3T3 or HeLa cells (or others)
Hydrogen peroxide 30% (H1009, Sigma)
Methylmethane sulfonate (MMS) (Aldrich)
Primary antibodies : 10H monoclonal anti-poly(ADP-ribose) antibody or polyclonal anti-poly(ADP-ribose) antibody (LP96-10, Alexis Corp.), anti-XRCC1 (Alexis Corp.)
Secondary antibodies : goat anti-mouse or goat anti-rabbit antibodies conjugated to Alexa Fluor™ 568 or Alexa Fluor™ 488 (Molecular Probes)
DAPI stain stock solution : 0.25 mg/ml in 50% glycerol-PBS 1x
Mowiol (4-88 Hoechst)
DABCO anti-fading reagent (Sigma)

Solutions :

PBS buffer
PBS + 0.1% Tween (v/v) + 0.1% non fat dry milk
DNA staining stock solution : 0.25 mg/ml DAPI in PBS, 50% glycerol (store at -20°C)
Mounting solution : add 2.4 g of Mowiol to 4.8ml of 100% glycerol, stir and add 6 ml H₂0. Stir at room temperature for several hours ; add 12 ml 0.2M Tris-HCl pH 8.5 and incubate at 50°C until dissolved. Add 0.45 g DABCO antifading reagent at 4°C (2.5% DABCO (w/v) final concentration). Aliquote and store at -20°C

Protocol :

1. Whole cell damage : Expose cultured cells (i.e. 3T3 or HeLa) to either 0.1-1 mM hydrogen peroxide for 10 min at 37°C or 1 mM MMS for 30 min at 37°C.

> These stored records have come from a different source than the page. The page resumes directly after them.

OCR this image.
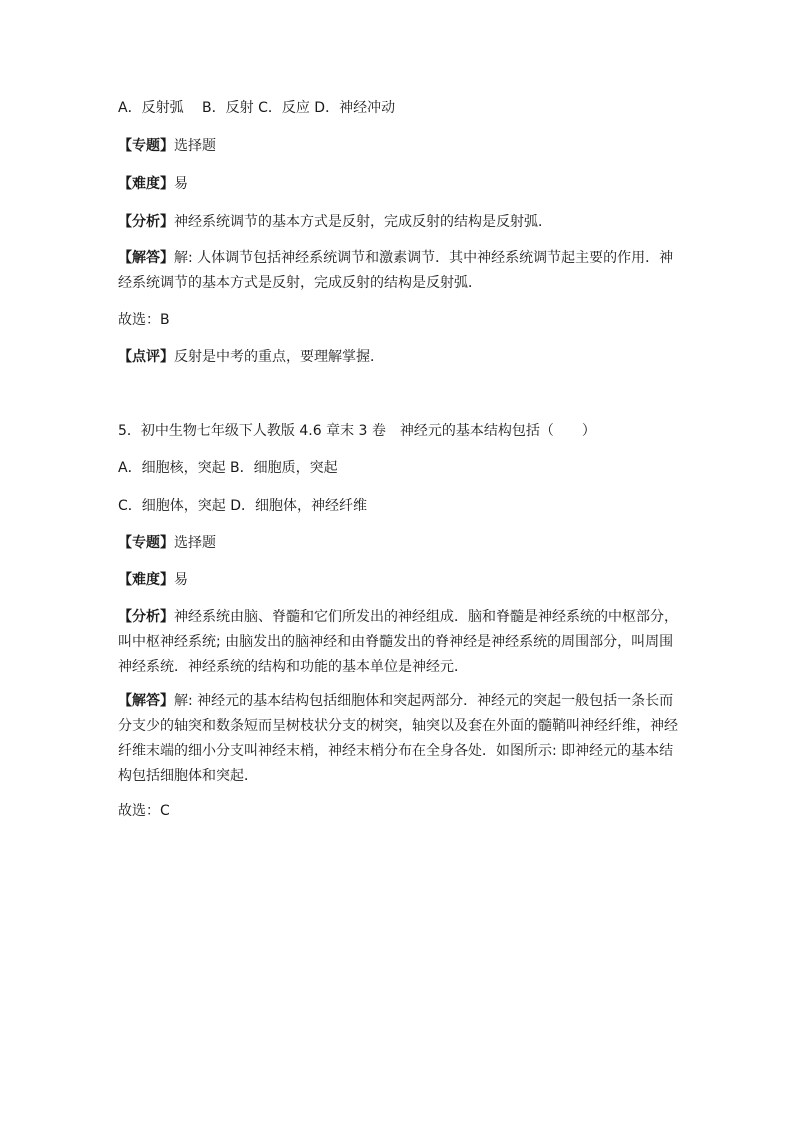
A．反射弧　 B．反射 C．反应 D．神经冲动
【专题】选择题
【难度】易
【分析】神经系统调节的基本方式是反射，完成反射的结构是反射弧．
【解答】解: 人体调节包括神经系统调节和激素调节．其中神经系统调节起主要的作用．神
经系统调节的基本方式是反射，完成反射的结构是反射弧．
故选：B
【点评】反射是中考的重点，要理解掌握．
5．初中生物七年级下人教版 4.6 章末 3 卷　神经元的基本结构包括（　　）
A．细胞核，突起 B．细胞质，突起
C．细胞体，突起 D．细胞体，神经纤维
【专题】选择题
【难度】易
【分析】神经系统由脑、脊髓和它们所发出的神经组成．脑和脊髓是神经系统的中枢部分，
叫中枢神经系统; 由脑发出的脑神经和由脊髓发出的脊神经是神经系统的周围部分，叫周围
神经系统．神经系统的结构和功能的基本单位是神经元．
【解答】解: 神经元的基本结构包括细胞体和突起两部分．神经元的突起一般包括一条长而
分支少的轴突和数条短而呈树枝状分支的树突，轴突以及套在外面的髓鞘叫神经纤维，神经
纤维末端的细小分支叫神经末梢，神经末梢分布在全身各处．如图所示: 即神经元的基本结
构包括细胞体和突起．
故选：C
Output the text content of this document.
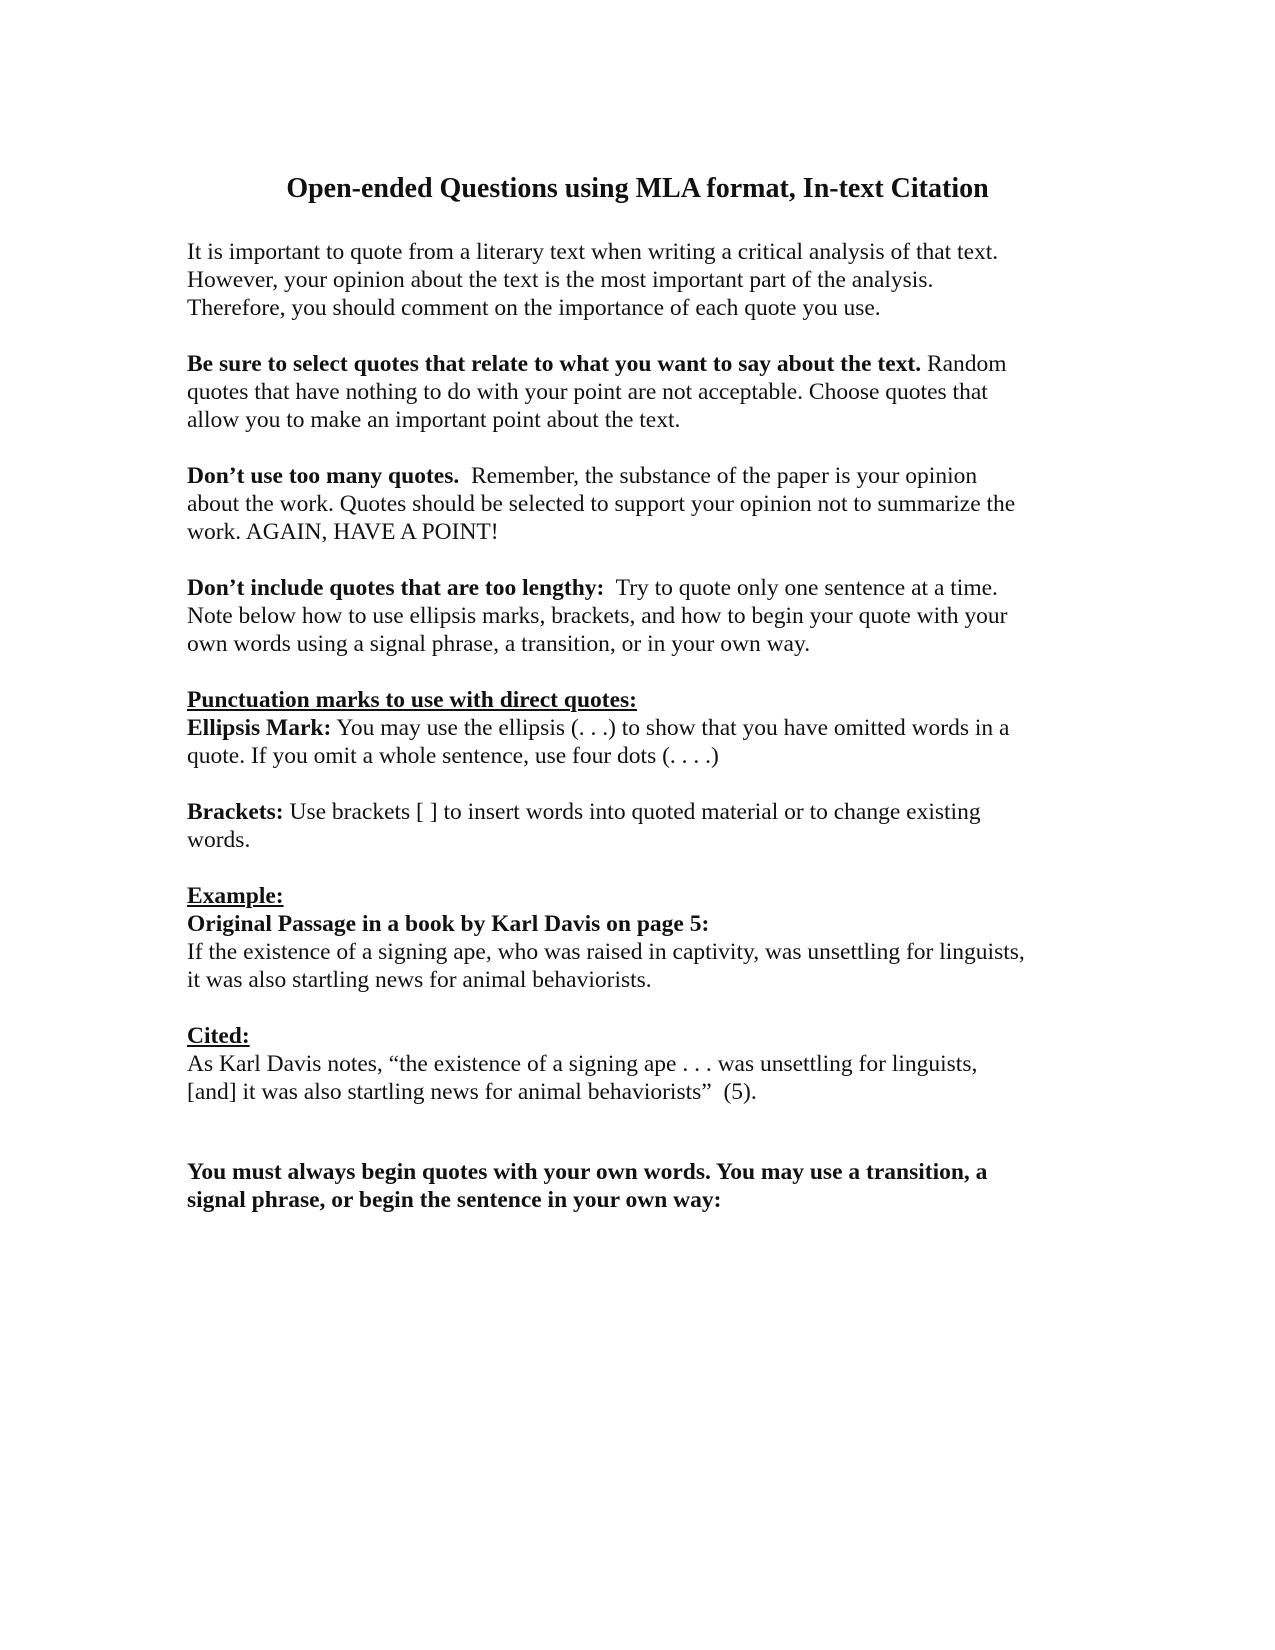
Open-ended Questions using MLA format, In-text Citation

It is important to quote from a literary text when writing a critical analysis of that text.

However, your opinion about the text is the most important part of the analysis.

Therefore, you should comment on the importance of each quote you use.

Be sure to select quotes that relate to what you want to say about the text. Random

quotes that have nothing to do with your point are not acceptable. Choose quotes that

allow you to make an important point about the text.

Don’t use too many quotes.  Remember, the substance of the paper is your opinion

about the work. Quotes should be selected to support your opinion not to summarize the

work. AGAIN, HAVE A POINT!

Don’t include quotes that are too lengthy:  Try to quote only one sentence at a time.

Note below how to use ellipsis marks, brackets, and how to begin your quote with your

own words using a signal phrase, a transition, or in your own way.

Punctuation marks to use with direct quotes:

Ellipsis Mark: You may use the ellipsis (. . .) to show that you have omitted words in a

quote. If you omit a whole sentence, use four dots (. . . .)

Brackets: Use brackets [ ] to insert words into quoted material or to change existing

words.

Example:

Original Passage in a book by Karl Davis on page 5:

If the existence of a signing ape, who was raised in captivity, was unsettling for linguists,

it was also startling news for animal behaviorists.

Cited:

As Karl Davis notes, “the existence of a signing ape . . . was unsettling for linguists,

[and] it was also startling news for animal behaviorists”  (5).

You must always begin quotes with your own words. You may use a transition, a

signal phrase, or begin the sentence in your own way:
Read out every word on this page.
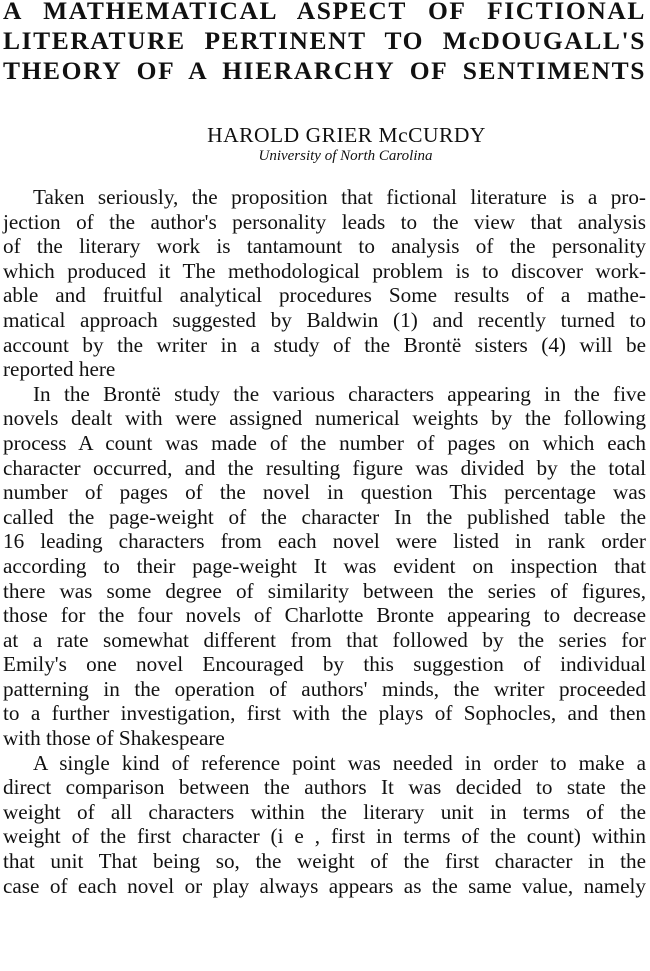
A MATHEMATICAL ASPECT OF FICTIONAL
LITERATURE PERTINENT TO McDOUGALL'S
THEORY OF A HIERARCHY OF SENTIMENTS
HAROLD GRIER McCURDY
University of North Carolina
Taken seriously, the proposition that fictional literature is a pro-
jection of the author's personality leads to the view that analysis
of the literary work is tantamount to analysis of the personality
which produced it The methodological problem is to discover work-
able and fruitful analytical procedures Some results of a mathe-
matical approach suggested by Baldwin (1) and recently turned to
account by the writer in a study of the Brontë sisters (4) will be
reported here
In the Brontë study the various characters appearing in the five
novels dealt with were assigned numerical weights by the following
process A count was made of the number of pages on which each
character occurred, and the resulting figure was divided by the total
number of pages of the novel in question This percentage was
called the page-weight of the character In the published table the
16 leading characters from each novel were listed in rank order
according to their page-weight It was evident on inspection that
there was some degree of similarity between the series of figures,
those for the four novels of Charlotte Bronte appearing to decrease
at a rate somewhat different from that followed by the series for
Emily's one novel Encouraged by this suggestion of individual
patterning in the operation of authors' minds, the writer proceeded
to a further investigation, first with the plays of Sophocles, and then
with those of Shakespeare
A single kind of reference point was needed in order to make a
direct comparison between the authors It was decided to state the
weight of all characters within the literary unit in terms of the
weight of the first character (i e , first in terms of the count) within
that unit That being so, the weight of the first character in the
case of each novel or play always appears as the same value, namely
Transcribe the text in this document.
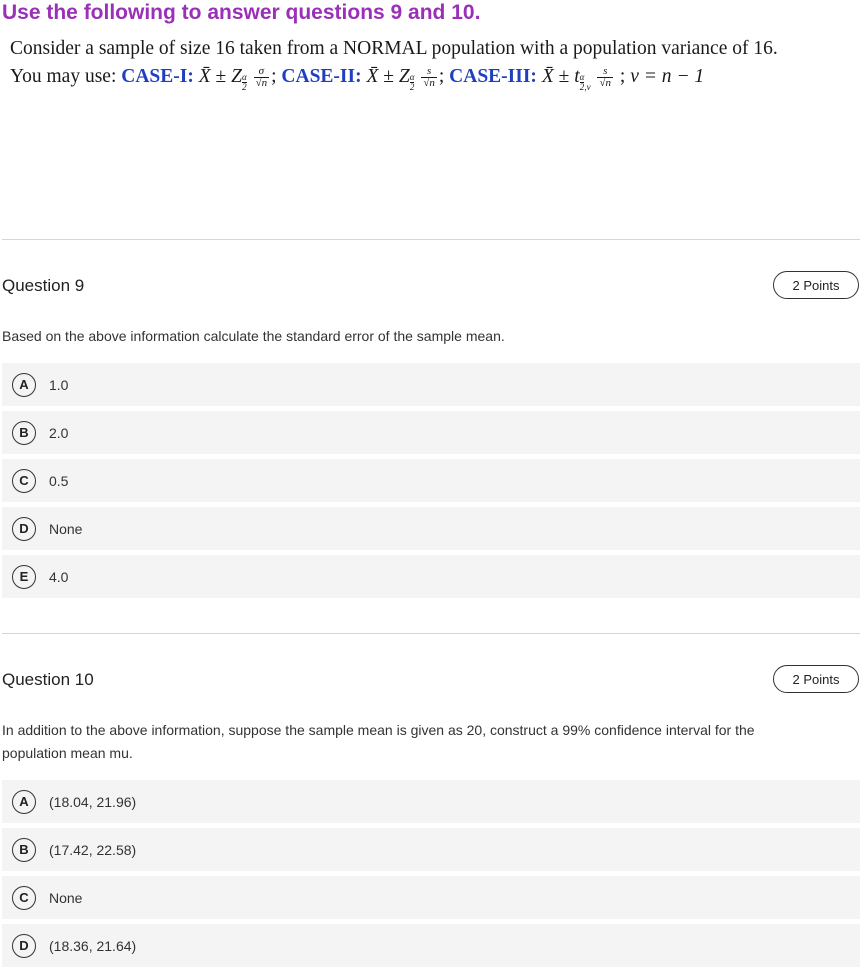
Use the following to answer questions 9 and 10.

Consider a sample of size 16 taken from a NORMAL population with a population variance of 16.

You may use: CASE-I: X̄ ± Z $\frac{\alpha}{2}$
$\frac{\sigma}{√n}$ ; CASE-II: X̄ ± Z $\frac{\alpha}{2}$
$\frac{s}{√n}$ ; CASE-III: X̄ ± t $\frac{\alpha}{2} ,\nu \frac{s}{√n}$ ; ν = n − 1

Question 9	2 Points
Based on the above information calculate the standard error of the sample mean.
A	1.0
B	2.0
C	0.5
D	None
E	4.0
Question 10	2 Points
In addition to the above information, suppose the sample mean is given as 20, construct a 99% confidence interval for the population mean mu.
A	(18.04, 21.96)
B	(17.42, 22.58)
C	None
D	(18.36, 21.64)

2. Fixation : Wash damaged cells three times with ice cold PBS, fix cells with methanol/acetone (1:1, v/v) for 10 min at 4 °C and wash again 3 times for 5 min with ice cold PBS supplemented with 0.1% Tween (v/v).

3. Primary antibodies : Cells are incubated overnight at 4°C with the monoclonal anti-poly(ADP-ribose) antibody (10H) (1:200 dilution) or with the polyclonal anti-poly(ADP-ribose) antibody (1:2,000) diluted in 1x PBS, 0.1% Tween, 0.1% non fat dry milk.

4. Secondary antibodies : After washing 3 times for 5 min in PBS, 0.1% Tween (v/v), the cells are incubated for 2 hr at room temperature (or for 4 hr at +4°C) with a 1:1,500 dilution of goat anti-mouse or goat-anti rabbit fluorophore-conjugated antibodies in 1x PBS, 0.1% Tween (v/v), 0.1% non fat dry milk.

5. DNA staining : The cells are washed once for 5 min in 1x PBS, stained for 10 min at room temperature with 1:20,000 dilution in PBS of the DNA staining stock solution, and washed twice again in PBS.

6. Mounting : The coverslides are deeped in water and mounted using 25 µl of Mowiol containing DABCO antifading reagent.

Poly(ADP-ribose) synthesis and XRCC1 recruitment at laser induced DNA strand breaks :

1. Cells are grown onto 55 µm square size CELLocate coverslips (Eppendorf, Hamburg, Germany).

2. The cells are incubated with 10 µg/ml Hoechst dye 33258 in DMEM medium for 10 min at 37°C under 5% CO₂.

3. Laser microirradiation is performed with a Leica DM LMD microscope (Leica Microsystems, Wetzlar Germany) fitted with a 337.1 nm laser focused through a 40x or a 63x objective. The peak performance is 7.2 mW at the maximum pulse repeat rate of 30 Hz. The laser is guided over cell nuclei using a joystick to draw the laser path. The irradiation is performed using the following features of the laser: aperture 2, power 15, speed 5, off-set 30. Cell positioning on CELLocate coverslips is recorded by phase contrast imaging of irradiated cells.

4. After irradiation, cells are fixed and immunostained as described above.

5. DNA strand breaks can be detected by deoxynucleotidyl transferase (TdT)-mediated dUTP nick-end-labeling (TUNEL) (ApoAlert DNA fragmentation assay kit, Clontech).